Saraiva diz que irá pregar, na campanha e em eventual mandato, a segurança pública, o combate à corrupção e a defesa do meio ambiente e da ciência.
“O bolsonarismo é uma coisa tão absurda que temos que ter um pensamento pró-civilização. Não se pode usar esse governo como parâmetro para nada. Ele é obscurantismo, negacionismo. É tudo de ruim. A gente não precisa ser anti-Bolsonaro, mas só a favor da civilização, da vida”, completa.
Saraiva afirma que abriu mão do fundo eleitoral e que não está aceitando doações —ele diz que usará recursos próprios para financiar a campanha.
Para Morelli, o destaque que obteve ao se tornar desafeto de Bolsonaro também é “o motor principal do projeto de candidatura”. Servidor do Ibama, ele multou Bolsonaro por pesca irregular, em 2012, em Angra dos Reis (RJ).
Em março de 2019, três meses depois que Bolsonaro assumiu a Presidência, Morelli foi retirado de uma posição de chefia e colocado em funções menos relevantes.
“Meus amigos falavam que essa projeção e o simbolismo do meu caso poderiam ser uma alavanca para uma iniciativa política.

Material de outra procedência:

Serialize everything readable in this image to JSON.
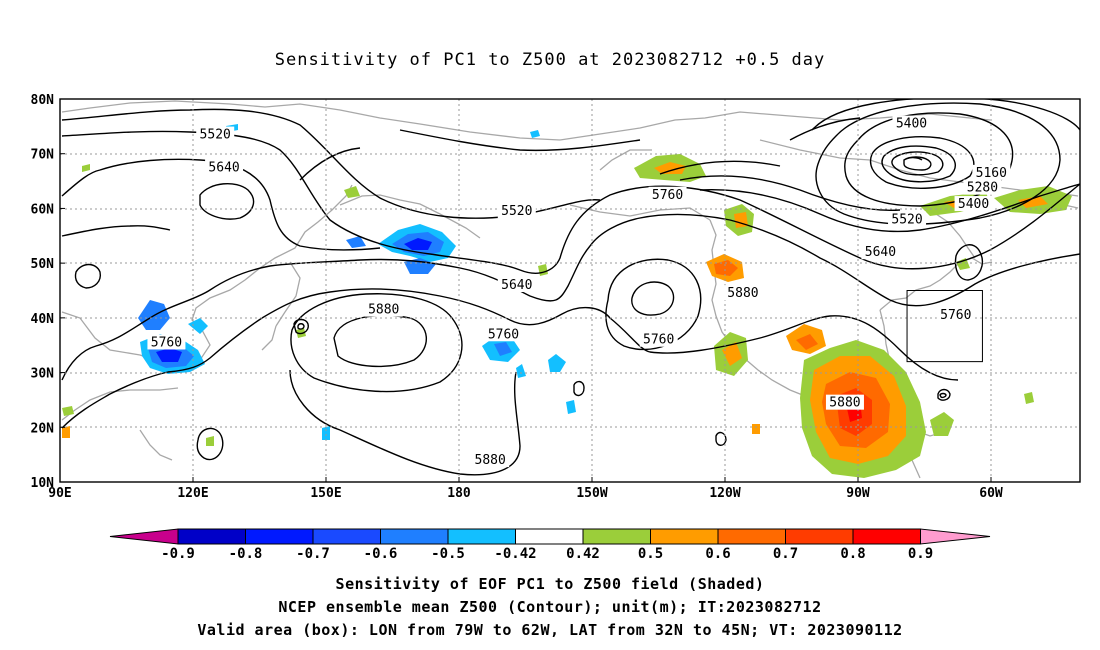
{
  "title": "Sensitivity of PC1 to Z500 at 2023082712 +0.5 day",
  "lon_labels": [
    "90E",
    "120E",
    "150E",
    "180",
    "150W",
    "120W",
    "90W",
    "60W"
  ],
  "lat_labels": [
    "80N",
    "70N",
    "60N",
    "50N",
    "40N",
    "30N",
    "20N",
    "10N"
  ],
  "lon_range": [
    90,
    320
  ],
  "lat_range": [
    10,
    80
  ],
  "contour_labels": [
    {
      "text": "5520",
      "lon": 125,
      "lat": 73.5
    },
    {
      "text": "5640",
      "lon": 127,
      "lat": 67.5
    },
    {
      "text": "5760",
      "lon": 114,
      "lat": 35.5
    },
    {
      "text": "5880",
      "lon": 163,
      "lat": 41.5
    },
    {
      "text": "5760",
      "lon": 190,
      "lat": 37
    },
    {
      "text": "5520",
      "lon": 193,
      "lat": 59.5
    },
    {
      "text": "5640",
      "lon": 193,
      "lat": 46
    },
    {
      "text": "5760",
      "lon": 227,
      "lat": 62.5
    },
    {
      "text": "5760",
      "lon": 225,
      "lat": 36
    },
    {
      "text": "5880",
      "lon": 244,
      "lat": 44.5
    },
    {
      "text": "5880",
      "lon": 267,
      "lat": 24.5
    },
    {
      "text": "5880",
      "lon": 187,
      "lat": 14
    },
    {
      "text": "5400",
      "lon": 282,
      "lat": 75.5
    },
    {
      "text": "5160",
      "lon": 300,
      "lat": 66.5
    },
    {
      "text": "5280",
      "lon": 298,
      "lat": 63.8
    },
    {
      "text": "5400",
      "lon": 296,
      "lat": 60.8
    },
    {
      "text": "5520",
      "lon": 281,
      "lat": 58
    },
    {
      "text": "5640",
      "lon": 275,
      "lat": 52
    },
    {
      "text": "5760",
      "lon": 292,
      "lat": 40.5
    }
  ],
  "colorbar": {
    "labels": [
      "-0.9",
      "-0.8",
      "-0.7",
      "-0.6",
      "-0.5",
      "-0.42",
      "0.42",
      "0.5",
      "0.6",
      "0.7",
      "0.8",
      "0.9"
    ],
    "colors": [
      "#0000c8",
      "#0019ff",
      "#1a4aff",
      "#1f7fff",
      "#13bfff",
      "#ffffff",
      "#9bce3a",
      "#ff9c00",
      "#ff6a00",
      "#ff3c00",
      "#ff0000"
    ],
    "low_end_color": "#c8008c",
    "high_end_color": "#ff9ccf"
  },
  "valid_box": {
    "lon_from": 281,
    "lon_to": 298,
    "lat_from": 32,
    "lat_to": 45
  },
  "captions": [
    "Sensitivity of EOF PC1 to Z500 field (Shaded)",
    "NCEP ensemble mean Z500 (Contour); unit(m); IT:2023082712",
    "Valid area (box): LON from 79W to 62W, LAT from 32N to 45N; VT: 2023090112"
  ]
}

Abracei essa ideia”, afirma. Morelli pondera que, por outro lado, a fama o torna alvo de ataques de bolsonaristas.
A candidatura a deputado distrital do DF pela Rede foi gestada no curso de formação política RenovaBR e também foi incentivada por Marina Silva.
Com a proposta de “transformar o DF em um laboratório de iniciativas ambientais”, Morelli diz querer “contribuir diante dessa situação de retrocessos e de assédio institucional, em que instituições foram sequestradas”.

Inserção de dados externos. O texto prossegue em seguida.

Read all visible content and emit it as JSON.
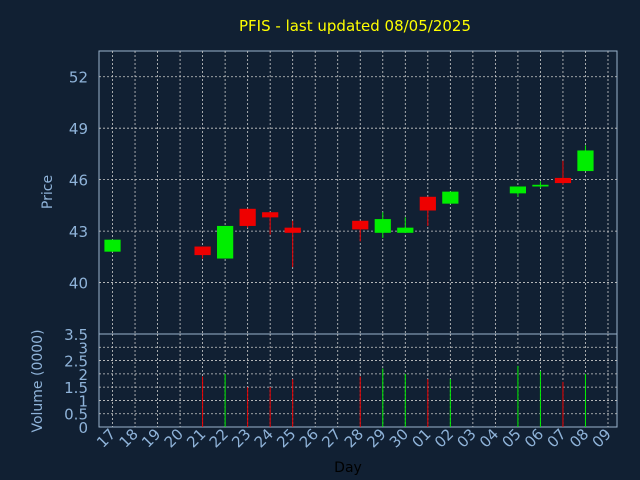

Novatos na política, os servidores pontuam diferenças entre sua situação e a de outros membros do governo que também protagonizaram atritos com Bolsonaro, como o ex-ministro Mandetta, que já tinha uma carreira na Câmara dos Deputados.
Candidato ao Senado por Mato Grosso do Sul, Mandetta foi demitido do Ministério da Saúde em abril de 2020 por se opor à atitude negacionista de Bolsonaro.
O episódio é explorado pelo ex-ministro em sua propaganda, que lembra a pandemia e prega respeito aos mortos e à vacina. O colete do SUS, símbolo de Mandetta, foi apropriado pela campanha.
Mesmo no campo da direita, ex-aliados de Bolsonaro que fizeram parte de sua gestão se lançaram na eleição após rompimento. É o caso de Weintraub, candidato à Câmara por São Paulo, que, apesar de atuar no campo conservador, critica o presidente por ter, segundo ele, se corrompido.
O ex-ministro e ex-juiz Sergio Moro (União Brasil) deixou o governo em abril de 2020, acusando Bolsonaro de tentar intervir na PF. Ele tentou ser candidato a presidente, mas acabou concorrendo ao Senado no Paraná.
Moro, no entanto, não embarcou no tom oposicionista adotado na campanha dos demais antagonistas de Bolsonaro. Em busca do eleitorado de direita, ele tem evitado fazer críticas ao presidente e reforçado os ataques a Lula, ao PT e à corrupção.
Na sexta (16), ele chegou a publicar em suas redes sociais uma propaganda contra Lula exibida na televisão pela campanha do presidente.